Finances are another obstacle to residency programs that hire or lose residents to travel. A hospital’s college graduate medical education budget, which is paid through Medicare, does not travel with the resident, so new funds must be found to pay their salary during the portion of the family planning rotation that includes abortion training, which may take several weeks. take time, says Dr. Laura MacIsaac, professor and associate director of Fellowship in Family Planning at the Icahn School of Medicine at Mount Sinai. “I have visiting residents who come to New York with that request, but we have so, so many requests, and we really can’t honor them all,” MacIsaac says.

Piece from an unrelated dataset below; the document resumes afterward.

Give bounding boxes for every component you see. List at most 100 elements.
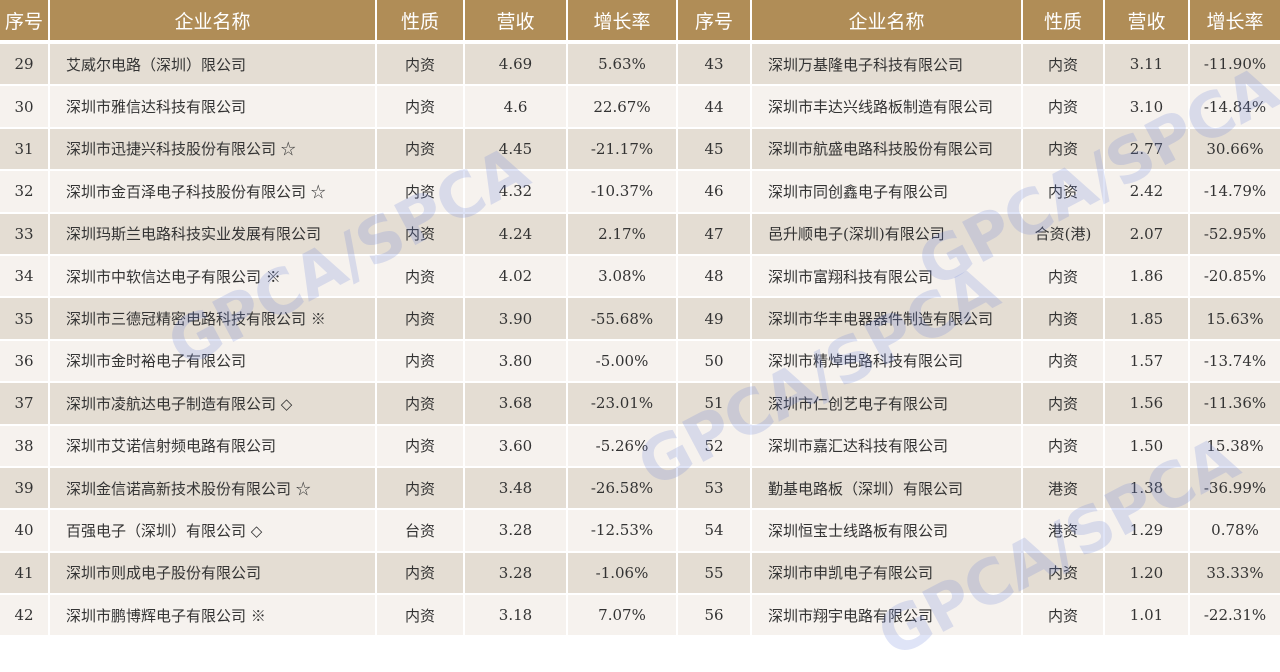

Turok, of the University of Utah, worries that states that ban abortion won’t be as attractive for ob-gyns to learn or eventually practice. States likely to ban abortion in case roe “Don’t realize they’re digging a big hole in the quality of medical care they’ll be able to provide and the people they’ll be able to train and retain in their country,” Turok said. “What healthcare provider wants to practice in a state where they cannot provide the full range of services to their patients?”